|Trocine, T - DPT|
|Timmer, L. - UNIV. OF FLORIDA|
Submitted to: Phytopathology
Publication Type: Peer Reviewed Journal
Publication Acceptance Date: May 29, 1997
Publication Date: N/A
Interpretive Summary: The device described in this manuscript was designed to study the spore release by fungal plant pathogens under various controlled environmental conditions. The device consists of a small environmental chamber into which specimens of plant material, infected with pathogens, can be placed. By the use of a computer, the environmental conditions within the chamber can be controlled and manipulated. The environmental factors that can be controlled are temperature, relative humidity, light in the visual and infra red range, simulated rainfall, wind speed, and vibration. Programs can be written on the computer to control all of the above parameters simultaneously, change them over time, and monitor and record the conditions within the chamber every few seconds. By studying each of these factors independently and in combination with other environmental factors, we hope to determine those conditions that cause the pathogens of citrus and other crops to release spores (infectious pathogens), and those conditions which inhibit spore release. The information can then be applied to assist in disease control in the field by changing horticultural practices to inhibit or delay pathogen release, or to cause release during times when the crop is not susceptible. Such a strategy forces the pathogen to shed its infectious propagules when no infection can take place, allowing the crop to escape infection, thereby protecting it.
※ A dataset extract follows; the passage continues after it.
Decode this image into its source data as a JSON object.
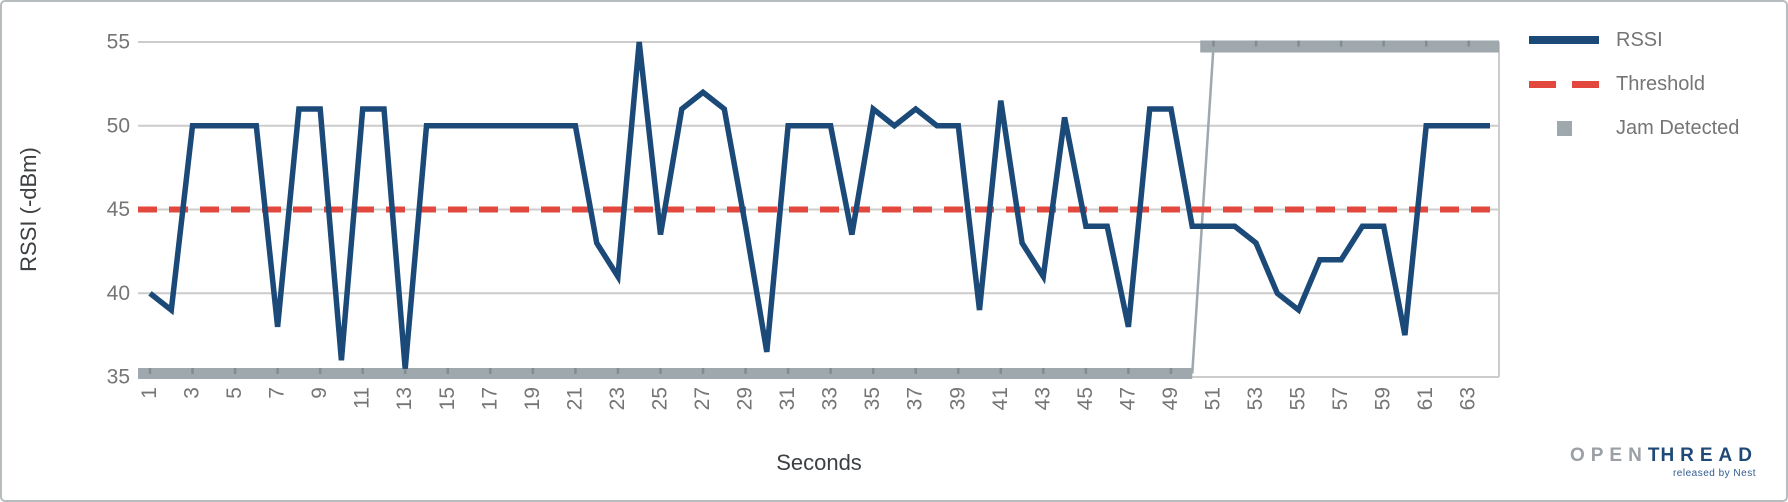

Technical Abstract: An environmental chamber was designed to study aerial release of spores of ascomycetes and hyphomycetes, based on a previous device developed by C. M. Leach. Relative humidity (RH), temperature, red (660 nM) and infrared (880 nM) light, leaf wetness, wind speed, vibration, and rain events are controlled and monitored within the chamber via an RTC-HC11 real-time controller and data acquisition system. A BASIC computer program is uploaded to and controls the system by requesting a profile of environmental conditions that change through time according to user specifications. The controller interacts with a stepper motor, solenoids and relay switches via a feedback system based on data received from solid state RH, temperature, and leaf wetness sensors. The data acquisition system records environmental data from the chamber in RAM memory that can be downloaded to a PC for correlation with spore release data. Spores released from fungal specimens on plant tissues, and cultures that are placed into the chamber and subjected to the desired interactions of environmental conditions, are collected on a continuous volumetric spore trap at an exhaust port from the chamber. The device is presently being used to study Mycosphaerella citri and Alternaria citri spore release.